She wrote essays that were both critical and literary, such as Death in Quotation Marks: Cultural Myths of the Modern Poet (1991), Common Places: Mythologies of Everyday Life in Russia (1994), The Future of Nostalgia (2001), Another Freedom: The Alternative History of an Idea (2010); and in 2012 she published a novel entitled Ninochka.
When not working at the university, she travelled at a giddy pace, frequently invited to lecture but also as a curator. Among other things, she was involved in the Albanian Pavilion at the 12th Venice Architecture Biennale, which exhibited a project by Edi Rama, artist and then-Mayor of Tirana, today the Albanian Prime Minister, who wanted to transform the city of Tirana based on the colours of the building facades.
Were all this not enough, Boym had an alter ego called Olga Carr, from whose account she sometimes wrote emails to friends and acquaintances.

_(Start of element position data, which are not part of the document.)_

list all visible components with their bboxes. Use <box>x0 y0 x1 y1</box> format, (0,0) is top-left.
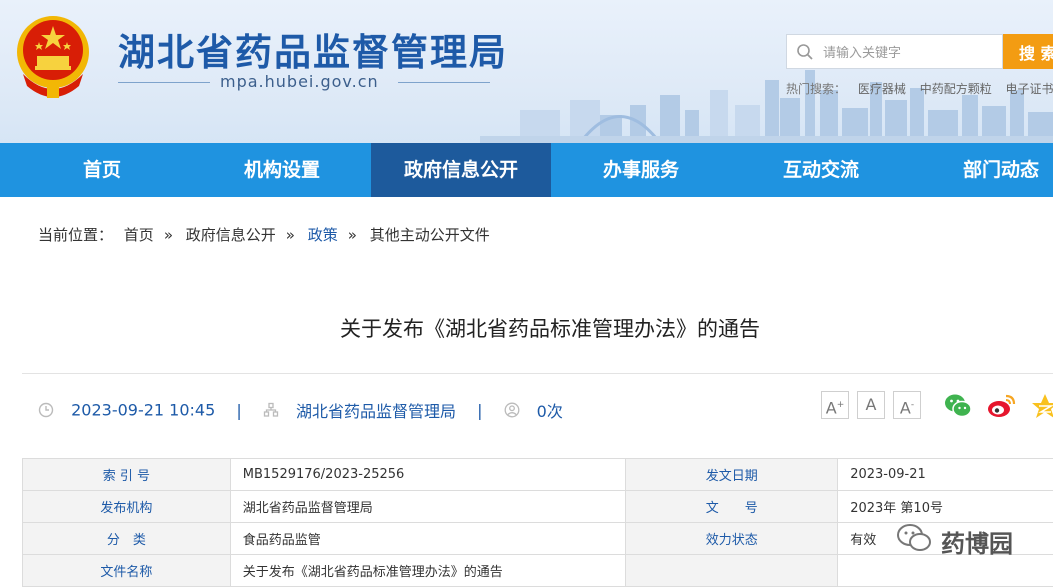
search-input[interactable] <box>821 42 995 64</box>
table-row: 索 引 号 MB1529176/2023-25256 发文日期 2023-09-… <box>23 459 1053 491</box>
breadcrumb-label: 当前位置： <box>38 226 113 244</box>
national-emblem-icon <box>13 12 93 100</box>
url-decor-line-right <box>398 82 490 83</box>
search-box <box>786 34 1003 69</box>
organization-icon <box>263 402 279 418</box>
category-label: 分 类 <box>23 523 231 555</box>
nav-item-services[interactable]: 办事服务 <box>551 143 731 197</box>
issue-date-value: 2023-09-21 <box>838 459 1053 491</box>
site-header: 湖北省药品监督管理局 mpa.hubei.gov.cn 搜 索 热门搜索： 医疗… <box>0 0 1053 143</box>
issue-date-label: 发文日期 <box>626 459 838 491</box>
breadcrumb: 当前位置： 首页 » 政府信息公开 » 政策 » 其他主动公开文件 <box>38 224 496 245</box>
empty-value-cell <box>838 555 1053 587</box>
search-button[interactable]: 搜 索 <box>1003 34 1053 69</box>
article-meta: 2023-09-21 10:45 | 湖北省药品监督管理局 | 0次 <box>38 398 563 420</box>
index-number-value: MB1529176/2023-25256 <box>230 459 626 491</box>
document-number-value: 2023年 第10号 <box>838 491 1053 523</box>
city-skyline-image <box>480 60 1053 143</box>
file-name-value: 关于发布《湖北省药品标准管理办法》的通告 <box>230 555 626 587</box>
site-title: 湖北省药品监督管理局 <box>118 22 508 76</box>
qzone-icon[interactable] <box>1030 392 1053 420</box>
table-row: 发布机构 湖北省药品监督管理局 文 号 2023年 第10号 <box>23 491 1053 523</box>
breadcrumb-separator: » <box>164 226 173 244</box>
meta-separator: | <box>477 401 482 420</box>
view-count: 0次 <box>537 402 563 421</box>
issuing-agency-label: 发布机构 <box>23 491 231 523</box>
watermark-text: 药博园 <box>941 524 1013 559</box>
weibo-icon[interactable] <box>986 392 1016 420</box>
wechat-watermark-icon <box>895 522 935 554</box>
hot-search: 热门搜索： 医疗器械 中药配方颗粒 电子证书 <box>786 80 1053 97</box>
search-icon <box>796 43 814 61</box>
nav-item-organization[interactable]: 机构设置 <box>192 143 372 197</box>
meta-separator: | <box>236 401 241 420</box>
breadcrumb-policy[interactable]: 政策 <box>308 226 338 244</box>
site-url: mpa.hubei.gov.cn <box>220 72 379 91</box>
breadcrumb-separator: » <box>286 226 295 244</box>
file-name-label: 文件名称 <box>23 555 231 587</box>
wechat-icon[interactable] <box>943 392 973 420</box>
hot-search-item[interactable]: 电子证书 <box>1006 82 1053 96</box>
main-nav: 首页 机构设置 政府信息公开 办事服务 互动交流 部门动态 <box>0 143 1053 197</box>
publish-datetime: 2023-09-21 10:45 <box>71 401 215 420</box>
hot-search-label: 热门搜索： <box>786 82 846 96</box>
nav-item-dept-news[interactable]: 部门动态 <box>911 143 1053 197</box>
font-default-button[interactable]: A <box>857 391 885 419</box>
category-value: 食品药品监管 <box>230 523 626 555</box>
breadcrumb-separator: » <box>348 226 357 244</box>
page-title: 关于发布《湖北省药品标准管理办法》的通告 <box>0 313 1053 343</box>
issuing-agency-value: 湖北省药品监督管理局 <box>230 491 626 523</box>
hot-search-item[interactable]: 中药配方颗粒 <box>920 82 992 96</box>
index-number-label: 索 引 号 <box>23 459 231 491</box>
hot-search-item[interactable]: 医疗器械 <box>858 82 906 96</box>
document-number-label: 文 号 <box>626 491 838 523</box>
user-icon <box>504 402 520 418</box>
url-decor-line-left <box>118 82 210 83</box>
breadcrumb-home[interactable]: 首页 <box>124 226 154 244</box>
breadcrumb-gov-info[interactable]: 政府信息公开 <box>186 226 276 244</box>
table-row: 文件名称 关于发布《湖北省药品标准管理办法》的通告 <box>23 555 1053 587</box>
font-increase-button[interactable]: A+ <box>821 391 849 419</box>
publisher: 湖北省药品监督管理局 <box>296 402 456 421</box>
validity-status-label: 效力状态 <box>626 523 838 555</box>
nav-item-gov-info[interactable]: 政府信息公开 <box>371 143 551 197</box>
nav-item-home[interactable]: 首页 <box>12 143 192 197</box>
title-divider <box>22 373 1053 374</box>
clock-icon <box>38 402 54 418</box>
empty-label-cell <box>626 555 838 587</box>
nav-item-interaction[interactable]: 互动交流 <box>731 143 911 197</box>
font-decrease-button[interactable]: A- <box>893 391 921 419</box>
breadcrumb-other-files[interactable]: 其他主动公开文件 <box>370 226 490 244</box>
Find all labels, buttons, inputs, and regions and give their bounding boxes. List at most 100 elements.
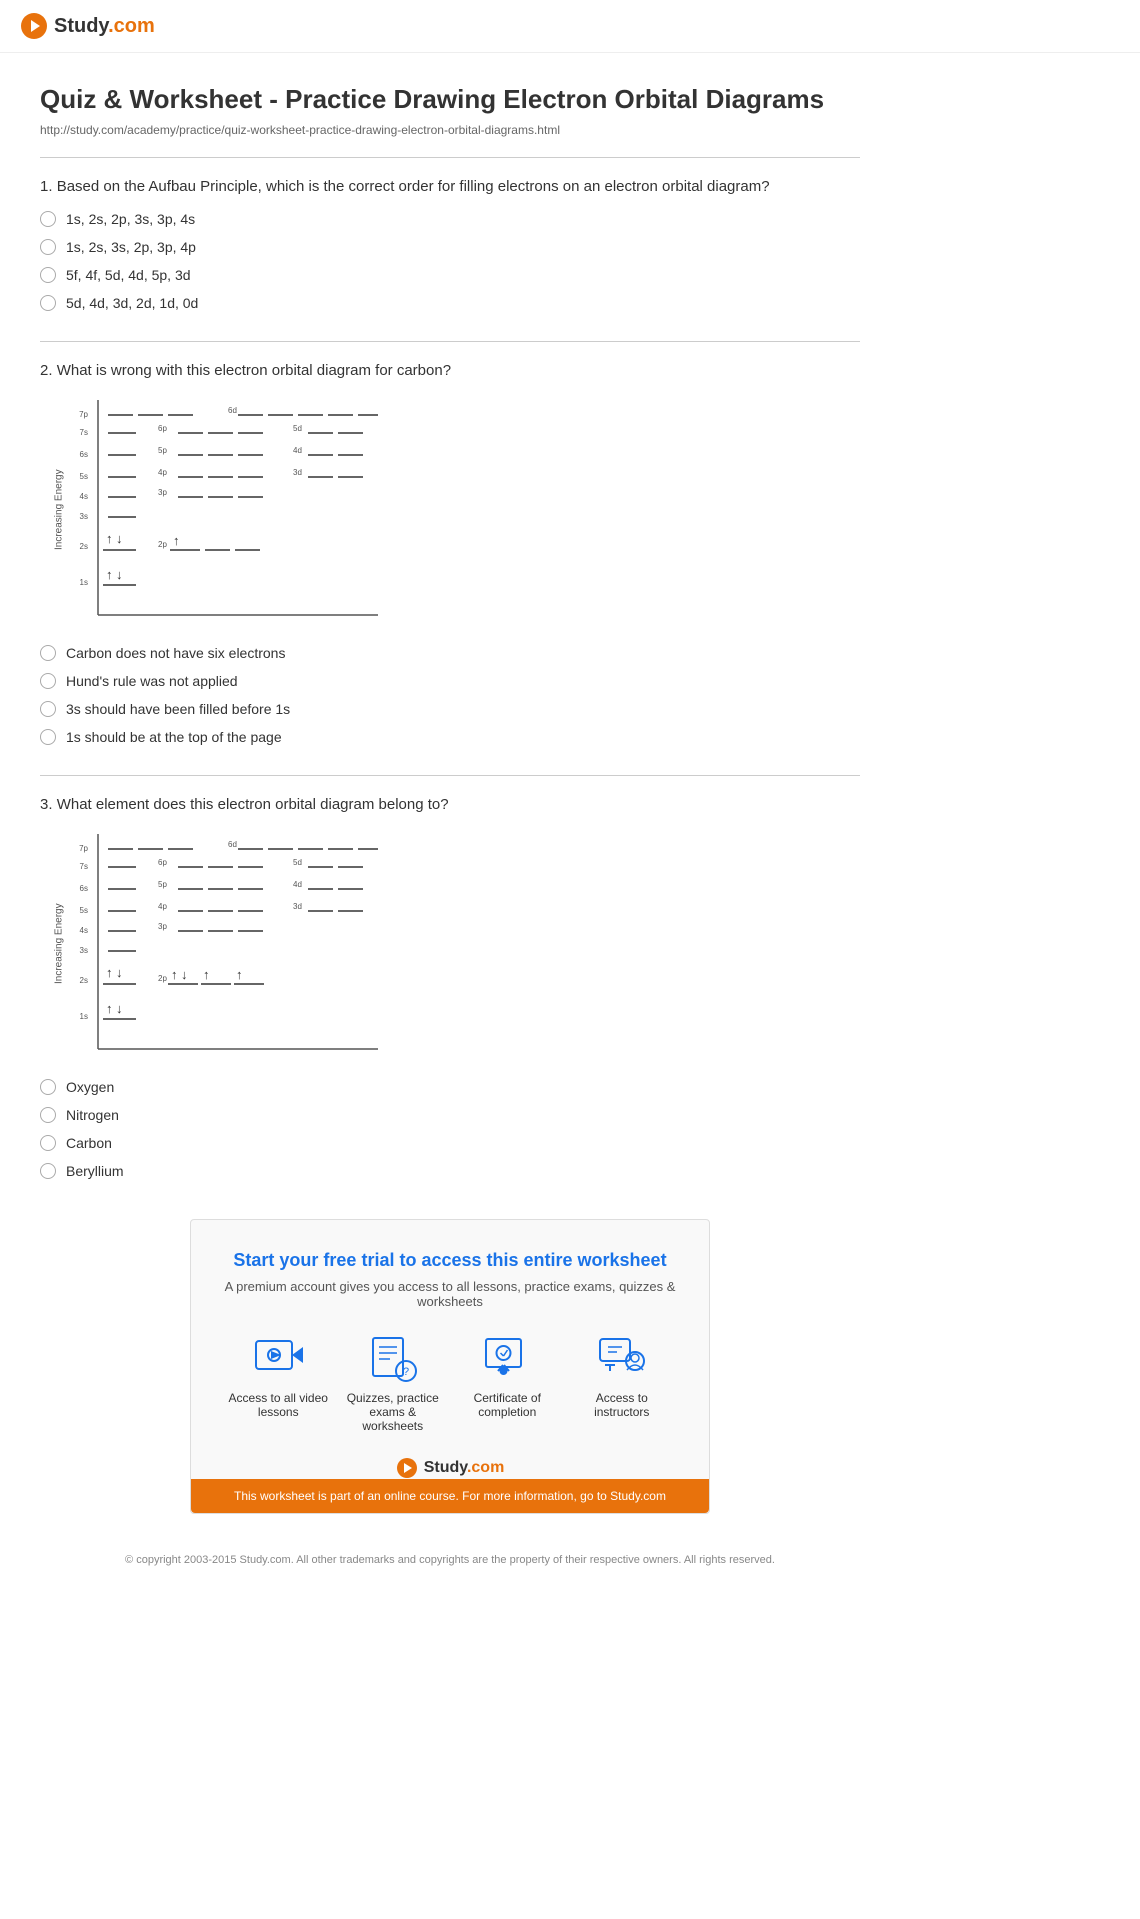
q2-option-2[interactable]: Hund's rule was not applied — [40, 673, 860, 689]
q3-option-3[interactable]: Carbon — [40, 1135, 860, 1151]
radio-1-3[interactable] — [40, 267, 56, 283]
svg-text:3s: 3s — [80, 512, 88, 521]
svg-text:7p: 7p — [79, 844, 88, 853]
q1-option-3-text: 5f, 4f, 5d, 4d, 5p, 3d — [66, 267, 191, 283]
q2-option-2-text: Hund's rule was not applied — [66, 673, 238, 689]
svg-text:6p: 6p — [158, 424, 167, 433]
svg-text:4s: 4s — [80, 926, 88, 935]
question-3: 3. What element does this electron orbit… — [40, 796, 860, 1179]
q2-energy-label: Increasing Energy — [50, 395, 68, 625]
svg-text:↑: ↑ — [236, 967, 243, 982]
q1-option-2[interactable]: 1s, 2s, 3s, 2p, 3p, 4p — [40, 239, 860, 255]
svg-text:4d: 4d — [293, 446, 302, 455]
svg-text:3d: 3d — [293, 902, 302, 911]
radio-2-3[interactable] — [40, 701, 56, 717]
svg-text:5d: 5d — [293, 858, 302, 867]
svg-text:3d: 3d — [293, 468, 302, 477]
q2-diagram: Increasing Energy 7p 6d 7s 6p — [50, 395, 860, 625]
q3-option-3-text: Carbon — [66, 1135, 112, 1151]
svg-text:↑: ↑ — [106, 1001, 113, 1016]
copyright: © copyright 2003-2015 Study.com. All oth… — [40, 1554, 860, 1586]
svg-text:5p: 5p — [158, 880, 167, 889]
svg-text:4p: 4p — [158, 468, 167, 477]
svg-text:5p: 5p — [158, 446, 167, 455]
svg-text:7p: 7p — [79, 410, 88, 419]
radio-3-2[interactable] — [40, 1107, 56, 1123]
svg-text:↑: ↑ — [106, 531, 113, 546]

Svetlana Boym, who took risks and got lost without being disheartened, was taken ill at the height of her intellectual energy and creative fervour. She was, among other things, working on the publication of her Off Modern, which was to take the form of an exhibition; and on the project of rebuilding the history of that sort of clearing house in Vienna where, like her, many Russian Jews spent their period of transit towards a new life. Some of her many friends scattered worldwide were left with the arduous task of channelling her last projects.
Until the end of June 2016, Svetlana Boym’s works will be exhibited at Harvard University’s Department of Comparative Literature.